In 1900, Pyetrykaw was located in the Pale of Settlement, an area of the Russian Empire that allowed resident Jews and thus had a Jewish community of 2,151, 38.8% of the total population. The town was occupied by the Germans in World War I. It was taken by the Poles in 1920-1921, during the Polish-Soviet War. Pyetrykaw received its status as a town in 1923.

During World War II, the town was first occupied by the Soviet Union and then by the Germans who exterminated the Jewish community. Pyetrykaw was taken from the Germans on 30 June 1944 as part of Operation Bagration by the soldiers of the 55th Mozyr Red Rifle Division of the 61st Army of the 1st Belorussian Front and sailors of the 20th Brigade of the Dnieper Flotilla. More than 3,000 casualties were suffered by the Soviet troops during the battle for Pyetrykaw.

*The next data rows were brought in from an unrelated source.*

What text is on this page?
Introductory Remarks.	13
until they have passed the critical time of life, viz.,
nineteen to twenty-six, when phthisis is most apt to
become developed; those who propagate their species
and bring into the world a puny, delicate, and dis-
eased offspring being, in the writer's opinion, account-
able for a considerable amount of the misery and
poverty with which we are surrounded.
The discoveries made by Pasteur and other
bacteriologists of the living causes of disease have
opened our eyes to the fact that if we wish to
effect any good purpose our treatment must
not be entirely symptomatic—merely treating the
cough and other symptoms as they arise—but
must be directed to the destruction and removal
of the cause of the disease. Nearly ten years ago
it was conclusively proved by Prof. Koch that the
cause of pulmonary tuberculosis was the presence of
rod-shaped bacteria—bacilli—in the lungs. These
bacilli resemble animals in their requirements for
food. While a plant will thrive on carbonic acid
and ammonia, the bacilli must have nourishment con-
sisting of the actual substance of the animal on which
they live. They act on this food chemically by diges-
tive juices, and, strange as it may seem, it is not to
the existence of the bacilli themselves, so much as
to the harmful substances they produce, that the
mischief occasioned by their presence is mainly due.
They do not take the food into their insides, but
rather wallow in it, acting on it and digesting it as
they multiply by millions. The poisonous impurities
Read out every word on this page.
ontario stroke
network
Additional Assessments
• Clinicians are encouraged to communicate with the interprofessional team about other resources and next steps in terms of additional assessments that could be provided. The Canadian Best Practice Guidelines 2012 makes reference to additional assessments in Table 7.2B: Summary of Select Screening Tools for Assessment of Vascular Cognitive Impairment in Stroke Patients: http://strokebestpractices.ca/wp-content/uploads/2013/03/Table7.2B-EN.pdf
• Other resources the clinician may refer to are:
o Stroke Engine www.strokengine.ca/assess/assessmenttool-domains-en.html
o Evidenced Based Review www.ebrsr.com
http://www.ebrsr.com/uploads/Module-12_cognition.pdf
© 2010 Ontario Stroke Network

Pyetrykaw is located in the area affected by the Chernobyl disaster.

== Notable people ==
Source:
- Lev Leitman (1896 – 1974). Belarusian graphic artist and teacher. He worked in easel graphics, primarily in watercolor and gouache. His works include landscapes, portraits, still lifes, industrial-themed paintings, and views of Vitebsk and Minsk.
- Valentina Vergey (born 1946). Belarusian historian and archaeologist. His main research interests include the historiography of Belarusian archaeology and the Iron Age population of Belarusian Polesie. She discovered and studied approximately 100 archaeological sites in Belarusian Polesie.
- Mikhail Kebets (1949 – 2005). Belarusian artist. He worked primarily in watercolor. His main works include the paintings "Forest Road," "May," "Spring on Mukhatsy"; and the series "Pa Palessyu" and "Berasceyshchyna." He also painted portraits. The works are in the Brest Museum of Local History.

==Economy==
Among the first industries in Pyetrykaw were the construction of barges for the river traffic and a brick factory. During the Soviet era the shipyard was expanded and various small manufacturing plants were built, including a bread factory. The town depends upon both river traffic and road traffic for much of its livelihood. There are good road connections with Gomel, Brest and Mazyr. There is no bridge across the Pripyat, but there is regular ferry service.

The regional newspaper Петрыкаўскія навіны ("Pyetrykaw News") is published there.